Yas

Yas 150 150 dolunay

Bir dostu, bir yakını, kardeşi, anne, baba, eşi, evladı… Sevdiklerimizi zamanlı ya da zamansız kaybetmek, insanı derinden sarsar… Hayatı, dini, varoluşu, yaşamı, ölümü sorgulatır çoğu zaman.

Zamansız, ani, hele ki genç ölümleri dayanmayı daha da zorlar.

Daha çok küçük yaşlarda tanışırız ölümle, bazen komşu teyze, bazen aileden biri, bazen anne, bazen baba, bazen de elimizde hareketsiz duran bir kuşla donakalırız.

Ölümü anlamanın o yaşlar için anlaşılır tarafı yoktur, büyüyünce de ölümün varlığını biliriz, kabul ise zaman alır biraz!
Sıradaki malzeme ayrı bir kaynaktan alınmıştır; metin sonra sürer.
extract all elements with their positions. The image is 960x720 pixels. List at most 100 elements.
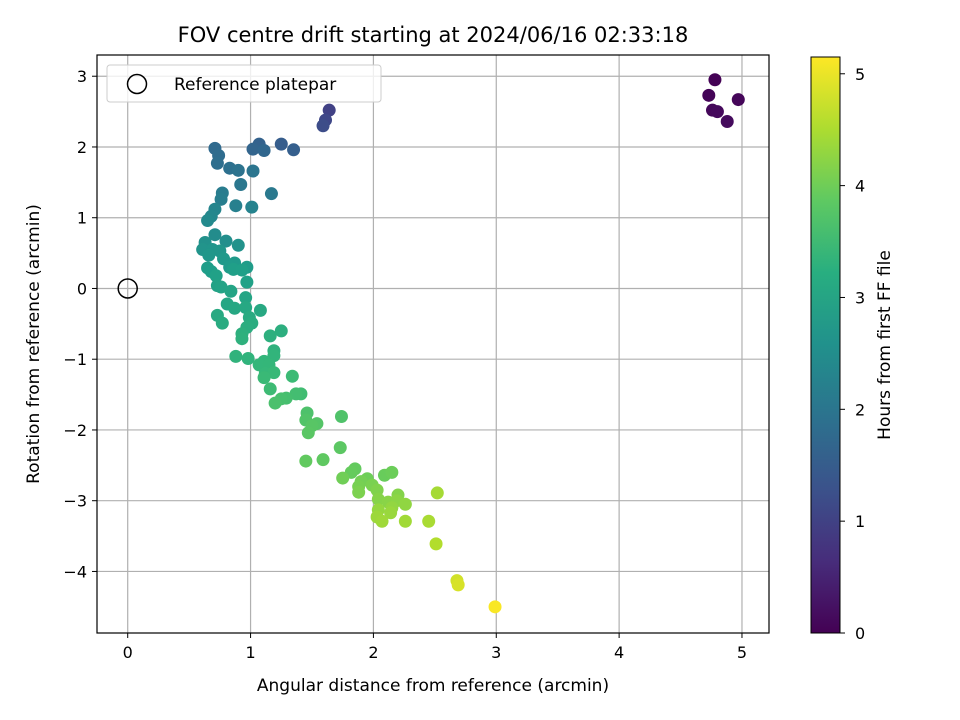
data-point (274, 137, 288, 151)
data-point (708, 73, 722, 87)
data-point (229, 199, 243, 213)
x-tick-label: 0 (123, 643, 133, 662)
data-point (215, 316, 229, 330)
data-point (246, 164, 260, 178)
data-point (210, 156, 224, 170)
data-point (289, 387, 303, 401)
data-point (702, 88, 716, 102)
data-point (239, 301, 253, 315)
plot-frame (96, 54, 770, 634)
data-point (214, 280, 228, 294)
data-point (398, 514, 412, 528)
legend-entry-reference: Reference platepar (174, 75, 336, 95)
data-point (257, 371, 271, 385)
data-point (301, 426, 315, 440)
x-tick-label: 2 (368, 643, 378, 662)
colorbar-ticks: 0 1 2 3 4 5 (840, 65, 865, 643)
data-point (263, 329, 277, 343)
data-point (430, 486, 444, 500)
data-point (208, 228, 222, 242)
x-tick-label: 5 (737, 643, 747, 662)
data-point (267, 366, 281, 380)
data-point (285, 369, 299, 383)
data-point (316, 119, 330, 133)
legend: Reference platepar (106, 64, 382, 103)
colorbar-tick-label: 4 (855, 177, 865, 196)
data-point (720, 115, 734, 129)
data-point (235, 263, 249, 277)
data-point (231, 163, 245, 177)
reference-platepar-marker (117, 278, 138, 299)
data-point (710, 105, 724, 119)
y-tick-label: −4 (63, 562, 87, 581)
legend-reference-marker (126, 73, 148, 95)
data-point (384, 506, 398, 520)
colorbar-gradient (810, 56, 841, 634)
data-point (268, 396, 282, 410)
data-point (228, 301, 242, 315)
data-point (240, 275, 254, 289)
y-axis-ticks: −4 −3 −2 −1 0 1 2 3 (63, 67, 97, 581)
data-point (229, 349, 243, 363)
y-tick-label: 0 (77, 279, 87, 298)
data-point (224, 284, 238, 298)
colorbar-label: Hours from first FF file (875, 250, 895, 440)
data-point (334, 410, 348, 424)
data-point (231, 238, 245, 252)
x-axis-ticks: 0 1 2 3 4 5 (123, 633, 747, 662)
data-point (488, 600, 502, 614)
data-point (352, 485, 366, 499)
data-point (246, 142, 260, 156)
data-point (239, 291, 253, 305)
data-point (429, 537, 443, 551)
y-tick-label: 3 (77, 67, 87, 86)
data-point (241, 352, 255, 366)
data-point (234, 177, 248, 191)
colorbar-tick-label: 1 (855, 512, 865, 531)
colorbar-tick-label: 3 (855, 288, 865, 307)
data-point (333, 441, 347, 455)
data-point (336, 471, 350, 485)
data-points (196, 73, 745, 614)
data-point (253, 303, 267, 317)
data-point (201, 214, 215, 228)
colorbar-tick-label: 0 (855, 624, 865, 643)
colorbar-tick-label: 5 (855, 65, 865, 84)
data-point (219, 234, 233, 248)
y-axis-label: Rotation from reference (arcmin) (24, 204, 44, 484)
data-point (274, 324, 288, 338)
data-point (322, 103, 336, 117)
y-tick-label: −1 (63, 350, 87, 369)
x-tick-label: 3 (491, 643, 501, 662)
data-point (257, 144, 271, 158)
data-point (385, 465, 399, 479)
data-point (209, 269, 223, 283)
y-tick-label: −2 (63, 421, 87, 440)
y-tick-label: 1 (77, 209, 87, 228)
data-point (398, 497, 412, 511)
data-point (451, 578, 465, 592)
data-point (371, 492, 385, 506)
data-point (235, 332, 249, 346)
chart-title: FOV centre drift starting at 2024/06/16 … (178, 23, 689, 47)
colorbar: 0 1 2 3 4 5 Hours from first FF file (810, 56, 895, 643)
colorbar-tick-label: 2 (855, 400, 865, 419)
data-point (263, 382, 277, 396)
x-axis-label: Angular distance from reference (arcmin) (257, 676, 609, 696)
y-tick-label: −3 (63, 492, 87, 511)
y-tick-label: 2 (77, 138, 87, 157)
x-tick-label: 4 (614, 643, 624, 662)
data-point (287, 143, 301, 157)
data-point (422, 514, 436, 528)
data-point (316, 453, 330, 467)
data-point (731, 93, 745, 107)
data-point (375, 514, 389, 528)
data-point (299, 454, 313, 468)
data-point (245, 200, 259, 214)
data-point (214, 192, 228, 206)
data-point (202, 248, 216, 262)
legend-box (106, 64, 382, 103)
reference-marker-group (117, 278, 138, 299)
x-tick-label: 1 (245, 643, 255, 662)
Her şey gibi ölümün varlığı da öğretilir.

Küçükken bir canlı öldüğünde sorduğumuz sorular ve düşünceler; mezarda nefes alabiliyor mu, orada yemek yiyebilir mi, orası karanlık ve soğuk mu, hiç gelmeyecek mi, beni görebilir mi, duyabilir mi, geri gelsin istiyorum, nerede vb. sorulardır.

Gariptir ama sevdiğimiz birini aniden kaybettiğimizde yaşımız kaç olursa olsun sorduğumuz sorular küçüklük sorularımıza benzer. Bu sorulara ekler yapılır; “Ben bu kadar acı çekerken bu insanlar nasıl gülüyor, hayat nasıl devam edecek, yemek mi o ne, nasıl yiyebiliyorlar, gittiği yer nasıl bir yer, bizi unutacak mı, acım biter ve onu unutursam?” sorularına isyan ve öfke eklenir hele ki ölümle ilk kez karşılaşıyorsak…

Ölüm karşısında hepimiz ayrı tepkiler veririz, yakını kaybetmiş birine başsağlığı dilemek ve orada neler yaptığımız hayat dersi gibidir.
Başın sağ olsun demek zordur çoğu zaman, yürekten söylemek için biraz acı yaşamak ya da algılamak ve empati gerekir. Acıyı sadece yaşayan bilir evet ama acıyı algılayabilir ve anlayabiliriz. Ve en çok ihtiyaç olan da budur; anlamak ve beklemek.

Vefatlarda bir an önce hayata geri dönmemizi isteyen konu komşuya ve hayat çarkına isyan etmek ne kadar doğalsa hayatın devamı için yapılan tüm saçmalıklar ve ritüeller de o kadar doğaldır aslında… Her şeyin saçmalığı ve boşluğu, anlamını yitirmişliği… Hayatın o anda donup kalması!

Aslında yapılması gereken acıyı yaşayıp hafiflemesine izin vermektir. Yas’ı YAS gibi tumak, ağlamak, isyan etmek, pişmanlıkları fark etmek, hesaplaşmaları yapmak, insanlara kızmak, kalmak vb. İyi olmaya çalışmadan duygularımızı dışarı çıkarmak ve akmasına izin vermek.

Yasına tutan insanlara karşı saygılı olmak, sadece yanlarında olduğumuzu hissettirmek en büyük destektir. Yürekten sarmak, sarmalamak, ağlarken beklemek, sakince onunla kalmak…

Zaman her şeyin ilacıdır derler… Öyledir mutlaka… Her şeyi zamanında yaşarsak akıp gider her şey, acıyı baskılamadan gitmesine izin verirsek, acının azalması kaçınılmazdır. Acının azalması sevdiğimiz, kaybettiğimiz kişiyi unutacağımız anlamına gelmez, onunla yaşanan tüm anılar bizimle beraberdir. En güzel hazinedir onlar, dilediğimiz an hatırlarız, hayat devam üzerine kurgulanmış bir sistem, hayatta kalmak ve mutlu olmak üzerine… Acıyı yaşayıp geçmesine izin vermek de hayatta kalmanın bir yoludur aslında. Acıdan sonra kabul hafifletir insanı.

Son dönemde çok acı var ülkemizde, çok genç kaybımız var, pek çok evde yas ve acı…

Sevdiklerinizin yaslarına şahitlik ediyorsanız ya da siz yaşıyorsanız;

Acının çıkmasına izin verin ve eğer süreç çok uzarsa ki ortalama bir buçuk iki ayı geçerse lütfen bir ruh sağlığı uzmanından travma tedavisi için destek almak konusunda farkındalıklı olun.